In Which We Follow Her Inside The Prison

True Nature

by BRITTANY JULIOUS

Orange Is The New Black
creator Jenji Kohan

No one holds Piper Chapman’s hand. Not really. Instead, she is groped and ignored and ridiculed. This stays true to the fish out of water narrative of Orange Is The New Black and Piper is a classic fish out of water. Nice, quiet white ladies do not end up in prison. And if they do, it is because things happen “to” them rather than “because” of them. But as Orange Is The New Black unfolds, we soon learn that Piper is not hapless or innocent or quiet. She is certainly not nice. No, like the other women in the prison, Piper is a woman who made choices and must now face the consequences.

Piper (Taylor Schilling) is serving 13 months in prison for helping smuggle drugs across the border for her ex-girlfriend, Alex Vause. It is no surprise then to learn that Piper must now serve her prison sentence with Alex. For the first few episodes, Piper makes her animosity toward Alex well known, ultimately blaming her for her prison sentence. In true Piper form, she has neglected to take responsibility for her own actions and her complicity in the crime.

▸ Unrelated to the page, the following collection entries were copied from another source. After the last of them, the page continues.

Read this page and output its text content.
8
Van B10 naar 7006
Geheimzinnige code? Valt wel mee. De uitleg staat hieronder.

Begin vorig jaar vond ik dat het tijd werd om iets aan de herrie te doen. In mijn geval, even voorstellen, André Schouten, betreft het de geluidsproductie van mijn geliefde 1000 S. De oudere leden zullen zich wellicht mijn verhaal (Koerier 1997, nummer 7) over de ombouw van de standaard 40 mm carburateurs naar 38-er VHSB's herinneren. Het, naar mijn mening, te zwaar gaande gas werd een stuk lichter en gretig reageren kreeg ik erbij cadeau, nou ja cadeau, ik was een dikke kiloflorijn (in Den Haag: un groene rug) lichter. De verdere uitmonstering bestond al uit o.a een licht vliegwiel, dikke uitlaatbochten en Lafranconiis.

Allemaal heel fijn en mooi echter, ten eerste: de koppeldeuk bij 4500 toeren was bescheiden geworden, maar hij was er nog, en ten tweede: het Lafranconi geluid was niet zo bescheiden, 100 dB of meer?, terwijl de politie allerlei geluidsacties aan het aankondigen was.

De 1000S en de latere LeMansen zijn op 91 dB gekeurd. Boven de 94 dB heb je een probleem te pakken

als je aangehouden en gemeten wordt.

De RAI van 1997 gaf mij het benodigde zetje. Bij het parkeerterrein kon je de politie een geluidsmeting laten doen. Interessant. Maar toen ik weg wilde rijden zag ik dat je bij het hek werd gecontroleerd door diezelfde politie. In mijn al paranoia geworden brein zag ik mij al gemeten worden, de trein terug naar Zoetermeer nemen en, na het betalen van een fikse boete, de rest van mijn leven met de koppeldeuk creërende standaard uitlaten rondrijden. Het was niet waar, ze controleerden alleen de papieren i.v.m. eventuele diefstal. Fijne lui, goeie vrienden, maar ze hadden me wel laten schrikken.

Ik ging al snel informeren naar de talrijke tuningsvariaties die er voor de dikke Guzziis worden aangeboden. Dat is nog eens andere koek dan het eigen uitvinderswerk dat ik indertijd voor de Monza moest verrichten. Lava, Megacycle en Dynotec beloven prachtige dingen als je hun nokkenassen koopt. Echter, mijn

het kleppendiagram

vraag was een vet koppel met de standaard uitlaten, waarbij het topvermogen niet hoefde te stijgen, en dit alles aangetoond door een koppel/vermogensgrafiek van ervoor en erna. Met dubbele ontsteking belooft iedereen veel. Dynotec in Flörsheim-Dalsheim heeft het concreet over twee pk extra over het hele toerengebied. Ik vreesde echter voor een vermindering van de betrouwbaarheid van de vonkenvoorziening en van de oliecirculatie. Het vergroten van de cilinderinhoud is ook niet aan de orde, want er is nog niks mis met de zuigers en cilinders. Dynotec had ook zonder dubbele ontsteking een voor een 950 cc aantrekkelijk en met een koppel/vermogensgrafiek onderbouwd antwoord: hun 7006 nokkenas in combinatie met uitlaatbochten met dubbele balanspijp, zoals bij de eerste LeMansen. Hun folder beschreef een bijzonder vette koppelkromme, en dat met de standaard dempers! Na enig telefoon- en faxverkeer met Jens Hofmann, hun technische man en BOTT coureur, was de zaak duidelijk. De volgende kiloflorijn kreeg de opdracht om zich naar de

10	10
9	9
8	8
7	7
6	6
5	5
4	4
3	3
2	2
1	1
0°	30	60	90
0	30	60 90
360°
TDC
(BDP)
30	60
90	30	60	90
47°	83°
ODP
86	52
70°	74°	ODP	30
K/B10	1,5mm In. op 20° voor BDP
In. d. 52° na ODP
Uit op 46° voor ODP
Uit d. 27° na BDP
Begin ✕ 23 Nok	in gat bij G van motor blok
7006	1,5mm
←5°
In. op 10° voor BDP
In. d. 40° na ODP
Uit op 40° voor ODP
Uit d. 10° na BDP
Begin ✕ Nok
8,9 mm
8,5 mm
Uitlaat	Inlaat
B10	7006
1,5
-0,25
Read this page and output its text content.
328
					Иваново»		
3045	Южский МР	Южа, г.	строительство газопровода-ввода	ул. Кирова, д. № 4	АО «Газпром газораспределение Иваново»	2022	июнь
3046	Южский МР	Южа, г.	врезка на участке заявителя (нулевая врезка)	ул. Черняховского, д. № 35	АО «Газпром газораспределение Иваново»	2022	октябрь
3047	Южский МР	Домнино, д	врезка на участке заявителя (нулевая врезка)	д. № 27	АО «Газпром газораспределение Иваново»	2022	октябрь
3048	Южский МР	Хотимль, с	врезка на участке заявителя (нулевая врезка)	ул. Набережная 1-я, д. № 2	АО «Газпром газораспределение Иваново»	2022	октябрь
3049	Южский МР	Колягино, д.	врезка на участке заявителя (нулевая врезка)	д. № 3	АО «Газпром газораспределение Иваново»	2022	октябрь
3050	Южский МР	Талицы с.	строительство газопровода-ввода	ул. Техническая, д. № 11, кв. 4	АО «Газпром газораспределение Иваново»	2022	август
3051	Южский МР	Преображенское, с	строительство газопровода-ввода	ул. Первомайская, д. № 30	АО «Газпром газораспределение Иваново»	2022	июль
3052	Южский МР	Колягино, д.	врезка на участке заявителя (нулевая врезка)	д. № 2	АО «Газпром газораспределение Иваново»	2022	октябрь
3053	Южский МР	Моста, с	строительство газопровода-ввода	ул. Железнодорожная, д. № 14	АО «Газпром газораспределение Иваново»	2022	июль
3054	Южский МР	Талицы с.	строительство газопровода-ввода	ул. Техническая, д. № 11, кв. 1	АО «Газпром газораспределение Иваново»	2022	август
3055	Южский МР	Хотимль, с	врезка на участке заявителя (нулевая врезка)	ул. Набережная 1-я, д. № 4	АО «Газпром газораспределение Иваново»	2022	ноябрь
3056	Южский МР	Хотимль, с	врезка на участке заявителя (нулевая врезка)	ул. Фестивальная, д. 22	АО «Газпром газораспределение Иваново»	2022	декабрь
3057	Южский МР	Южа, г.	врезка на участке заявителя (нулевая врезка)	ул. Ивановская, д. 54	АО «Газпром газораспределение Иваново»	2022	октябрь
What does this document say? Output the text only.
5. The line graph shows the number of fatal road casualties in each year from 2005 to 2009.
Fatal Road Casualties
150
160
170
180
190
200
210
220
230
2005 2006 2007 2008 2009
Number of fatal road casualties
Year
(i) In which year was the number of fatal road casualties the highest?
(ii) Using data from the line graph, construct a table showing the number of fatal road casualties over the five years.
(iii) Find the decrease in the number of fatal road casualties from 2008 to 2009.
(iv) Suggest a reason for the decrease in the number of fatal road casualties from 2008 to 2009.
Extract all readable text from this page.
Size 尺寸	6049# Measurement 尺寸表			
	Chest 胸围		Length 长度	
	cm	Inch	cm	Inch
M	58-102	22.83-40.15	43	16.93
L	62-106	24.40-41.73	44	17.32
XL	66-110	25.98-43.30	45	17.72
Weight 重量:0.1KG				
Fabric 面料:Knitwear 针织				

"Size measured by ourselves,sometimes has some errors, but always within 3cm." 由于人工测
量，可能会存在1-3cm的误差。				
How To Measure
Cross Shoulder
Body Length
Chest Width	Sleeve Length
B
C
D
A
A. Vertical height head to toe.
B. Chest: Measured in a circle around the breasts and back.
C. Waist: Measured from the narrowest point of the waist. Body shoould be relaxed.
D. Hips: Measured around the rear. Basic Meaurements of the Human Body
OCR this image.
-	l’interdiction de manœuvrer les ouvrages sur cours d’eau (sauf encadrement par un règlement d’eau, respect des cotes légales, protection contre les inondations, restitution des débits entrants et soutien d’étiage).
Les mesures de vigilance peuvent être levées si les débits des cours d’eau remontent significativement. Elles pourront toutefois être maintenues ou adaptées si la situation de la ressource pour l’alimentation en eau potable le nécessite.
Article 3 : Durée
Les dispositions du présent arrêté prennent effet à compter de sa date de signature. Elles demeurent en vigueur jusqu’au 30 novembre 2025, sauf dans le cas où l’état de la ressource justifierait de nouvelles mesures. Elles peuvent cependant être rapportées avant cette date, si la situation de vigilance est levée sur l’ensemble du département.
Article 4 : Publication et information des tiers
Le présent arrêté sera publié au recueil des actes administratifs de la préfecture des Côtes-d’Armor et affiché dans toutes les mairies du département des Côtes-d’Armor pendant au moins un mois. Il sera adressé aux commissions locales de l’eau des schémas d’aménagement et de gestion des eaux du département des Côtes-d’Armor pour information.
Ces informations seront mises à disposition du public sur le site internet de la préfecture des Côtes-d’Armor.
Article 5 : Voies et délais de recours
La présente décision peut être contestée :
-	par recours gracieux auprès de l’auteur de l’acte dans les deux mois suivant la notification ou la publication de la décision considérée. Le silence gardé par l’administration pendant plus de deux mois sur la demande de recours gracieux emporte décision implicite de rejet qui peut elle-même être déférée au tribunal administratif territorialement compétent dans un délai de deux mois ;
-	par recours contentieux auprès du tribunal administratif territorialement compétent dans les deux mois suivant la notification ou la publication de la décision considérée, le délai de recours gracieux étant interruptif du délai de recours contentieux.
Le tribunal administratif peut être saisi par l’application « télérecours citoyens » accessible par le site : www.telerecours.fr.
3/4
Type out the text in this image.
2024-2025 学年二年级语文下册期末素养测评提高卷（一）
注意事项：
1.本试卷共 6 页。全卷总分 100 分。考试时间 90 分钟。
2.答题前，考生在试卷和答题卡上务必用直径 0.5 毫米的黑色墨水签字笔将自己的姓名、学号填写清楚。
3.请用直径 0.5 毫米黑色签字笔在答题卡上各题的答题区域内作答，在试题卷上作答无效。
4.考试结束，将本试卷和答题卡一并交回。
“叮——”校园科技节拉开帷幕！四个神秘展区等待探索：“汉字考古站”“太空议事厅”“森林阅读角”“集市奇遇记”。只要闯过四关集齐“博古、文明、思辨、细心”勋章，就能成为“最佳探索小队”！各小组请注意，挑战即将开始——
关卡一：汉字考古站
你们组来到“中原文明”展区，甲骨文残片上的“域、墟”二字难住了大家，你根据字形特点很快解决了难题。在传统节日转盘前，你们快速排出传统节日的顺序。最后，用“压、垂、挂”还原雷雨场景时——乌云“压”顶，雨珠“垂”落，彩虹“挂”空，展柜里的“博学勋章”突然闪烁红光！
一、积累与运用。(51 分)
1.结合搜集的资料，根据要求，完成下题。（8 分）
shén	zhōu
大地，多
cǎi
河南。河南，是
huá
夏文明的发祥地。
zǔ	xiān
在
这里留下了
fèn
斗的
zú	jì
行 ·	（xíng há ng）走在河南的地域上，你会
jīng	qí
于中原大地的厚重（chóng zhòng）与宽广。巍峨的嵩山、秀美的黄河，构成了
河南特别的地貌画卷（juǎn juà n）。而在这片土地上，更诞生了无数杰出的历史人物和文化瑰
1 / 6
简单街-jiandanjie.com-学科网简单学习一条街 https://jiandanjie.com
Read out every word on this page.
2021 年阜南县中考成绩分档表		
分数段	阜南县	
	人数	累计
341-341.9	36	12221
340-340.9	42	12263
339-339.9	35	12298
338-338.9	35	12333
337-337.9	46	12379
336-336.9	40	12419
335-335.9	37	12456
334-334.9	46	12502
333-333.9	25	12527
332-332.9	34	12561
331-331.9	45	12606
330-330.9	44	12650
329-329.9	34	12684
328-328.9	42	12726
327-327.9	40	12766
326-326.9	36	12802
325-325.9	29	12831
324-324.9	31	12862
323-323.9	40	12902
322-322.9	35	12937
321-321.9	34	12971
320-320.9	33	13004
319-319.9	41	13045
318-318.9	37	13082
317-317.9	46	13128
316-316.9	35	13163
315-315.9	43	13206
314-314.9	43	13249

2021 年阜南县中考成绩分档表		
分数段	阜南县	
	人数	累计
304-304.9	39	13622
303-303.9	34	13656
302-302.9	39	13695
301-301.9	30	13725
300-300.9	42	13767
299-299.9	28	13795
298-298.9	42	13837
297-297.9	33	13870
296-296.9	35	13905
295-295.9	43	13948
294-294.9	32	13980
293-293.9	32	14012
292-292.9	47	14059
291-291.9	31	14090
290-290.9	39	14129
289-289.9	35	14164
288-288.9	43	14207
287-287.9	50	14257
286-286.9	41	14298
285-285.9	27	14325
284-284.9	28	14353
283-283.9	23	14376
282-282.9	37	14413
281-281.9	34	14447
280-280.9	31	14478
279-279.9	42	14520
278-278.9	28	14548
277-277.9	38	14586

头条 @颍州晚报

Orange Is The New Black is about finding the humanity in people we often assume have none. We stigmatize the experiences of people in prison without knowing what led them to this environment. For Piper, the reality of prison has not sunk in. Her only possibility of survival is to accept both what she’s done and her true nature as a woman who is not as perfect and nice as she thinks she is.

It becomes evident as the show progresses that the most compelling characters and stories have little, if anything, to do with Piper. There are no magical negroes or spiritual guides for Piper’s experience in prison. The show is a powerful and overt representation of race relations both in and outside of prison. The stereotypes are thick with vitriol in the show’s initial episodes, though they dissipate as the show progresses. As Piper begins to acclimate herself to the culture of prison, there is a real possibility that for Piper’s sensibilities, even speaking openly about race (prejudiced or otherwise) is a shock.

Elsewhere we are drawn into the romantic yet troubling “relationship” of Daya Diaz (Dascha Polanco) and correctional officer John Bennett (Matt McGorry). We are fascinated by Miss Claudette (Michelle Hurst), Piper’s roommate and an older woman who must come to terms with the possibility of her own parole. And Sophia Burset (Laverne Cox), a transgender woman and a truer protagonist of the show, is all glamour and wisdom and heart. She could certainly warrant a spin-off on her own.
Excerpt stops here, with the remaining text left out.